Woolwich and beyond: my NEW Taki’s article

Yes, the comments are… lively… Wear your Anti-Pedantry HazMat Suit…

Next time Muslims threaten to kill over a cartoon or a teddy bear or the “swirl” on Burger King ice-cream packaging, recall that one Muslim Brotherhood founder swore eternal enmity toward the United States in 1949 after he witnessed men and women shamelessly dancing cheek-to-cheek at a dry church social to the tune “Baby, It’s Cold Outside.”

(To those who still wonder why liberals are so forgiving of every Islamic idiocy, that single song may offer one accidental answer.)

When I think about colonialist invaders massacring innocents by the millions, somehow neither Indonesia nor Sweden spring to mind. What are they, then? The “Microscopic” and “Subatomic” Satans, respectively?

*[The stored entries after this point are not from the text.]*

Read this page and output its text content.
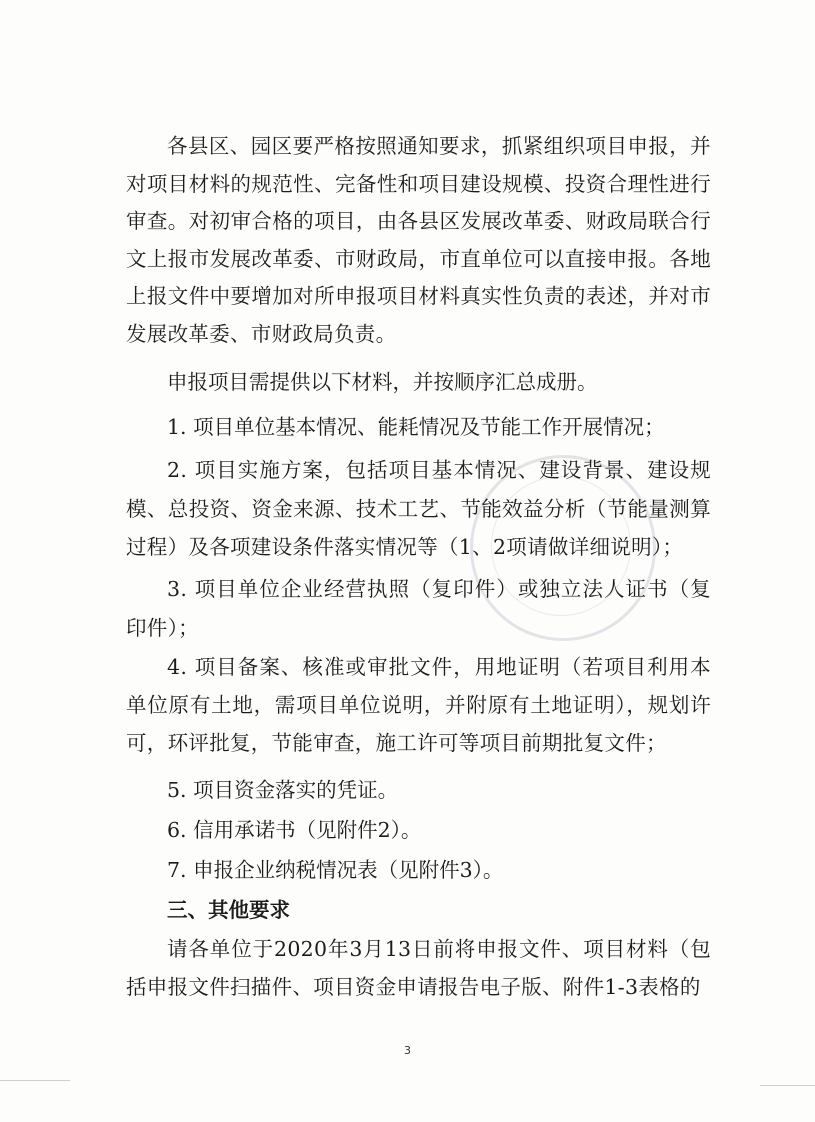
各县区、园区要严格按照通知要求，抓紧组织项目申报，并对项目材料的规范性、完备性和项目建设规模、投资合理性进行审查。对初审合格的项目，由各县区发展改革委、财政局联合行文上报市发展改革委、市财政局，市直单位可以直接申报。各地上报文件中要增加对所申报项目材料真实性负责的表述，并对市发展改革委、市财政局负责。

申报项目需提供以下材料，并按顺序汇总成册。

1. 项目单位基本情况、能耗情况及节能工作开展情况；

2. 项目实施方案，包括项目基本情况、建设背景、建设规模、总投资、资金来源、技术工艺、节能效益分析（节能量测算过程）及各项建设条件落实情况等（1、2项请做详细说明）；

3. 项目单位企业经营执照（复印件）或独立法人证书（复印件）；

4. 项目备案、核准或审批文件，用地证明（若项目利用本单位原有土地，需项目单位说明，并附原有土地证明），规划许可，环评批复，节能审查，施工许可等项目前期批复文件；

5. 项目资金落实的凭证。

6. 信用承诺书（见附件2）。

7. 申报企业纳税情况表（见附件3）。

三、其他要求

请各单位于2020年3月13日前将申报文件、项目材料（包括申报文件扫描件、项目资金申请报告电子版、附件1-3表格的

3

The British-born killer’s fixation on “his” “lands” is particularly pathetic. Canadian Muslim (and tireless anti-neocon) Tarek Fatah points out tartly that due to the color of his skin, Adebolajo “wouldn’t get a job as a janitor” in a “Muslim land” such as Iraq.

You see, Muslims mostly kill other Muslims, something Adebolajo neglected to mention.